La calidad de vida está estrechamente vinculada al ingreso y al salario que perciben las personas. Es cierto, no hemos crecido mucho en las últimas dos décadas, no obstante la distribución de la riqueza en el país ha incrementado notablemente las rentas de pocos y deteriorado el poder adquisitivo de muchos. Esta dinámica económica, más allá de cualquier postura ética, es insostenible en el largo plazo. La productividad sin consumidores, no tiene sentido.
Los salarios mínimos están cada vez más alejados de lo estipulado en el artículo 123 constitucional, el cual señala que “deberán ser suficientes para satisfacer las necesidades normales de un jefe de familia, en el orden material, social y cultural, y para proveer a la educación obligatoria de los hijos”. El ordenamiento constitucional exige una revisión, no sólo para ajustar la realidad del ingreso familiar con el costo de la vida -para superar la línea de pobreza patrimonial, una familia de cuatro integrantes requiere más de cinco salarios mínimos-, incluso, demanda una revisión semántica, para incluir la contribución de la mujer en la economía familiar y garantizar derechos a las jefas de familia.
Sin duda, mejorar el ingreso y la calidad de vida de las personas, superar cualquier clasificación de pobreza, nos llama a replantear la figura del salario mínimo y subsanar las condiciones básicas para garantizar el bienestar humano. Resulta urgente fortalecer la política social, hacerla más amplia y efectiva. La reforma social que exige el país, debe contemplar el desarrollo humano integral y el bienestar como eje central de toda política pública. Y más aún, será indispensable vincular la seguridad pública con la gobernabilidad democrática y el Estado de derecho con la estabilidad social.
No únicamente en México se amplía la brecha de la desigualdad y sobreviene la pérdida del poder adquisitivo de las familias. El sistema económico global no ha sabido superar sus propios desafíos, como algunos suponían. Actualmente, si México, decidiera unilateralmente incrementar el salario mínimo al punto de equipararlo a una renta básica, como expresa la Constitución, más que beneficiar al asalariado, se generaría una fuga masiva de capitales y al mismo tiempo una espiral inflacionaria. Resulta paradójico. Los retos del desarrollo y la superación de la pobreza son multidimensionales. En ese sentido, estamos llamados a la acción en diversas vías.
Hemos hecho de la economía global un sistema altamente complejo. Pero el problema esencial es que, en todo el mundo, admitimos que el trabajo se convirtiera en una mera mercancía, un insumo más para la productividad y el crecimiento.

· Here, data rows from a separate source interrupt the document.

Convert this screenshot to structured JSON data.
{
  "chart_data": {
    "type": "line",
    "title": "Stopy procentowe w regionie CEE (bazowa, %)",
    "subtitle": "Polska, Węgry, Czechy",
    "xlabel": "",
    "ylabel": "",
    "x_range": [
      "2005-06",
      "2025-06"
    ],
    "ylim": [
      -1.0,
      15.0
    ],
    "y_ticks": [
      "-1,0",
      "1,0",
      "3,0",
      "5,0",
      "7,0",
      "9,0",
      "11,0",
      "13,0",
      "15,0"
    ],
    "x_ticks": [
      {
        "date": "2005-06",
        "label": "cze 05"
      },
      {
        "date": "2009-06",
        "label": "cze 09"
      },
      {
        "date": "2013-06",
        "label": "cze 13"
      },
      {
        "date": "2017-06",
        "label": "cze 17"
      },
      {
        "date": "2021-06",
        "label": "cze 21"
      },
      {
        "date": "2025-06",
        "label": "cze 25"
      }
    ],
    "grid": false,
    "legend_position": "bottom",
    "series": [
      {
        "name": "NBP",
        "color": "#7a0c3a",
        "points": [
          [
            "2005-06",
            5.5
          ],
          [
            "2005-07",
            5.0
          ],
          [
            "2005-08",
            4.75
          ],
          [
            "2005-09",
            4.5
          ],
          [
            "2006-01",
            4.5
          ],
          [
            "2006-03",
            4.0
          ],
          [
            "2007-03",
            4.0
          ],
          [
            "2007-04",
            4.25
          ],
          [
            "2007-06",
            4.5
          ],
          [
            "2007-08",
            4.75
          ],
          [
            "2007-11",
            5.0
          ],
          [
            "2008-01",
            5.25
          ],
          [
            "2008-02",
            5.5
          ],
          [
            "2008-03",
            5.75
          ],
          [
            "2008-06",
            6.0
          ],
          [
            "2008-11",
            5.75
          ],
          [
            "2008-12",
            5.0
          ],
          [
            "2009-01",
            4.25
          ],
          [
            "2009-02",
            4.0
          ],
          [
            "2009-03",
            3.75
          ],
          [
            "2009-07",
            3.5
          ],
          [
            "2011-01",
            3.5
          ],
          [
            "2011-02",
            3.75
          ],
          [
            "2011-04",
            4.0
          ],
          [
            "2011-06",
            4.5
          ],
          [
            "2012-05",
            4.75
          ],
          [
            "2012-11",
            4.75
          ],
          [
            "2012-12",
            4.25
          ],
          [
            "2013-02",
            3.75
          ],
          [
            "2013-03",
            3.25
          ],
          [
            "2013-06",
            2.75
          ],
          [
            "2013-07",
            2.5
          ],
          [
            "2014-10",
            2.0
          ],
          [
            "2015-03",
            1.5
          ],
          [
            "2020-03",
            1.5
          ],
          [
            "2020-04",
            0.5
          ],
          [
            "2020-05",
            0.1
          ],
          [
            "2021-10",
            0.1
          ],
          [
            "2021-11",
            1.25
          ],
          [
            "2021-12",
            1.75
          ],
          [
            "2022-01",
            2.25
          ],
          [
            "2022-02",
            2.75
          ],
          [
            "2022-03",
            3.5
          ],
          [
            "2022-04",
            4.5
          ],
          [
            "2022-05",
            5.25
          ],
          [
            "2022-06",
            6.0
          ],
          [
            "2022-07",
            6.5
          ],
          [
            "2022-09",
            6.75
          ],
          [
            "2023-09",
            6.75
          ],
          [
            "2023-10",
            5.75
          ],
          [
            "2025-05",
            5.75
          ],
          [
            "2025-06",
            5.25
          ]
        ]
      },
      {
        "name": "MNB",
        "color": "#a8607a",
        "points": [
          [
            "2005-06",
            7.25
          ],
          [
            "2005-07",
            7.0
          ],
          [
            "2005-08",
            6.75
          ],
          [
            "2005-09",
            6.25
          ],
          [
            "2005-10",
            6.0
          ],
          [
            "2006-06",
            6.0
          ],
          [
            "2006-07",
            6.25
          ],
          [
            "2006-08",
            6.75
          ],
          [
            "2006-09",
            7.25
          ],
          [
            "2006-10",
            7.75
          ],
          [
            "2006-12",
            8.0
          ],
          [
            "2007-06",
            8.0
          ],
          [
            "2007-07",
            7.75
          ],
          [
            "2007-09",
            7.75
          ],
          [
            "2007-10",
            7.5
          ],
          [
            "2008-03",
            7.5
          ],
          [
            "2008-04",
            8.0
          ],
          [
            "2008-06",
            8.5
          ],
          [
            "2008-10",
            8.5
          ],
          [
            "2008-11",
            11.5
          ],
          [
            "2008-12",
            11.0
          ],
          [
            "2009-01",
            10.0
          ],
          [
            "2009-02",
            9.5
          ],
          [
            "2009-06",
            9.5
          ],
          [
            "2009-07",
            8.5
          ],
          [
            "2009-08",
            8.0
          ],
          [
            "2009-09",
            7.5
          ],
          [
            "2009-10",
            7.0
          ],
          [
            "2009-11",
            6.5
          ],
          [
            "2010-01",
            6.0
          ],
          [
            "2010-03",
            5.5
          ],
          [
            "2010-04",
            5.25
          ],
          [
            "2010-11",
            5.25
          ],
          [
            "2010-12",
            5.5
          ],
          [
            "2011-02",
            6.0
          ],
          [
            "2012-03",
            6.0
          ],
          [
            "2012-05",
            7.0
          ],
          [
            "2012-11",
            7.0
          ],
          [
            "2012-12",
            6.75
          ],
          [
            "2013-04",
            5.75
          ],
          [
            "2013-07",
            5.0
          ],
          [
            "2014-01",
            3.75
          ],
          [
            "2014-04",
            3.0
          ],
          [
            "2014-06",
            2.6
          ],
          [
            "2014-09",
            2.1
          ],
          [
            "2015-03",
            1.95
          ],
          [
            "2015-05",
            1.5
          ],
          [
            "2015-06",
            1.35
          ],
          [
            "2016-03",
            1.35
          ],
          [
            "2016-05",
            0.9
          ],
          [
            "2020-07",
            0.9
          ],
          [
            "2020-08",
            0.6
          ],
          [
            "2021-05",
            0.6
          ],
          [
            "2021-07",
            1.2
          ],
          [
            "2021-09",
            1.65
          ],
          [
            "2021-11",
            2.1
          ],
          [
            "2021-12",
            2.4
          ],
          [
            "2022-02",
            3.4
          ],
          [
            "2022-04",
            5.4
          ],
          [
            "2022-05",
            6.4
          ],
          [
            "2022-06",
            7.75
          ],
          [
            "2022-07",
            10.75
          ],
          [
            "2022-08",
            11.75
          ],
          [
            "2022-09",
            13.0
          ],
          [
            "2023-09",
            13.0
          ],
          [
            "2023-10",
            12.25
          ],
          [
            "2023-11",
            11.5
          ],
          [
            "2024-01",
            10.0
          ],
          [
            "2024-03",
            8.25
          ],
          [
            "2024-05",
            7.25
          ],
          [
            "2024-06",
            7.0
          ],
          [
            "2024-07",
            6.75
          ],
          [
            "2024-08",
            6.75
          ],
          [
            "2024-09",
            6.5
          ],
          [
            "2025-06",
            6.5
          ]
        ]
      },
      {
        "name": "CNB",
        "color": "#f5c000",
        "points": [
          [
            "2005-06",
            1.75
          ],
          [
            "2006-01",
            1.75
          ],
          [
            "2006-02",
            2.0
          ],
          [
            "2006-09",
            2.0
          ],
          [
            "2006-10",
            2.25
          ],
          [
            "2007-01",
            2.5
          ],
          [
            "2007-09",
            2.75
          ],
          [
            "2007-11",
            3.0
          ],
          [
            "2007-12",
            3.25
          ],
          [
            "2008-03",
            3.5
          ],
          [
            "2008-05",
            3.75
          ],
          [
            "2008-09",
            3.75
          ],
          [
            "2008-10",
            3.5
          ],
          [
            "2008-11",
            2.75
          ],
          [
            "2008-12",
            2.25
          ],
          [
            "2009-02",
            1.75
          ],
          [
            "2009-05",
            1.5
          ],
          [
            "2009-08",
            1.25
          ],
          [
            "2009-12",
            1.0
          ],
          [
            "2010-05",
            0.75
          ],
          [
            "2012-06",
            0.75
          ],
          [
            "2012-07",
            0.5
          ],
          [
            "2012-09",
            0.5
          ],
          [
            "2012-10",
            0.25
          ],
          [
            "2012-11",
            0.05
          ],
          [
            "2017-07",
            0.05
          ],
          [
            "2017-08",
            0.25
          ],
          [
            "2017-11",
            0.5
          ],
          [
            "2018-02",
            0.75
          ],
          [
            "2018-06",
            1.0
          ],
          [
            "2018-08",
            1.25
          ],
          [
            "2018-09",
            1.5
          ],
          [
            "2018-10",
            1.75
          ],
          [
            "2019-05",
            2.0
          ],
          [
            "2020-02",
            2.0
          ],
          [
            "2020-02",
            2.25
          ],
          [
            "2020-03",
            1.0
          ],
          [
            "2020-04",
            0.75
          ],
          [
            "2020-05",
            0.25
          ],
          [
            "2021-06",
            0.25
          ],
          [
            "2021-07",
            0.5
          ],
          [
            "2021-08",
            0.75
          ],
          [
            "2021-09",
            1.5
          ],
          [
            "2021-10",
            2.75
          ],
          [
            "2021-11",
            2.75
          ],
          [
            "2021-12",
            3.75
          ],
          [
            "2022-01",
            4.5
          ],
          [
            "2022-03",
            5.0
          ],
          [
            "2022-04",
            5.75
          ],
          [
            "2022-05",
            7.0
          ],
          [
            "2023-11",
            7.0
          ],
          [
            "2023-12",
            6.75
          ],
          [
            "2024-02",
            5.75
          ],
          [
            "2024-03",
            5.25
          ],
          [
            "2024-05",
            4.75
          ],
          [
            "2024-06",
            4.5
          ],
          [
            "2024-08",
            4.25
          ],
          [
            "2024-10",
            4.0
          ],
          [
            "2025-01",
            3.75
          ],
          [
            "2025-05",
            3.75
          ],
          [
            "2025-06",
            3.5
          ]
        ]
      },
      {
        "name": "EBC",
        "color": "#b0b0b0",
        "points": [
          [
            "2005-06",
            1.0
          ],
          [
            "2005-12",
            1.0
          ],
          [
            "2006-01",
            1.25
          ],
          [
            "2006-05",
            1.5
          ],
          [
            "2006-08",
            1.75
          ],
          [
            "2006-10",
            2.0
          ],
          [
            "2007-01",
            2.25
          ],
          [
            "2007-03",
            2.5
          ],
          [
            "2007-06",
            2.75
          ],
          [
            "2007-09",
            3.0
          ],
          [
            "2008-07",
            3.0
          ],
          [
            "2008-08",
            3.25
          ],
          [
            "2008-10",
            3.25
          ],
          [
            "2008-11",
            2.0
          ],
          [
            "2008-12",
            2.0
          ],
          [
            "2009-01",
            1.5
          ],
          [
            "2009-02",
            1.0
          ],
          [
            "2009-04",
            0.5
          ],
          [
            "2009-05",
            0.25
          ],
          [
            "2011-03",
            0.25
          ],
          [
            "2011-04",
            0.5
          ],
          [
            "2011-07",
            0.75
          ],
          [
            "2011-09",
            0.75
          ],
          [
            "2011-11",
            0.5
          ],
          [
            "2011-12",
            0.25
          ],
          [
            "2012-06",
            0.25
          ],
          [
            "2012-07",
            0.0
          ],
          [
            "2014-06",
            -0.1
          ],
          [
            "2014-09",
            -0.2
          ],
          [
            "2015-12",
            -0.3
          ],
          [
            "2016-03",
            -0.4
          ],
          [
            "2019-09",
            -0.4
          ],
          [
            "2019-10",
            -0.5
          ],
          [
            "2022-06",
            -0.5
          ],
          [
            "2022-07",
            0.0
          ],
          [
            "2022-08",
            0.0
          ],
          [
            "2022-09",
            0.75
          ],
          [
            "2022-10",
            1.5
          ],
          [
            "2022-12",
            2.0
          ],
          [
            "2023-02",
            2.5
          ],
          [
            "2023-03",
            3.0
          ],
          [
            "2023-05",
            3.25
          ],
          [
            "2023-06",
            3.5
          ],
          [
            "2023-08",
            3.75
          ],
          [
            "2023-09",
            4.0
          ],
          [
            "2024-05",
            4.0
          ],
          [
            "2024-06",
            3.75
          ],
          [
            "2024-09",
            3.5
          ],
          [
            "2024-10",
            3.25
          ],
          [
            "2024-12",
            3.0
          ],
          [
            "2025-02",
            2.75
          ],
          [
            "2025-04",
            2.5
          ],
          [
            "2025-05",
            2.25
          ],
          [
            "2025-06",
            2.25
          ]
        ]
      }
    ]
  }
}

La globalización contiene un gran potencial para el desarrollo de los países que no hemos sido capaces de liberar. Hace algunos años, el prestigiado economista indio Amartya Sen se preguntaba “¿podrían los ricos haberse enriquecido a través del mismo proceso de globalización si las circunstancias que lo gobiernan fuesen distintas? La respuesta es «sí»”. Hay que colocar a los derechos humanos por encima de todo. Hagamos nuestra parte.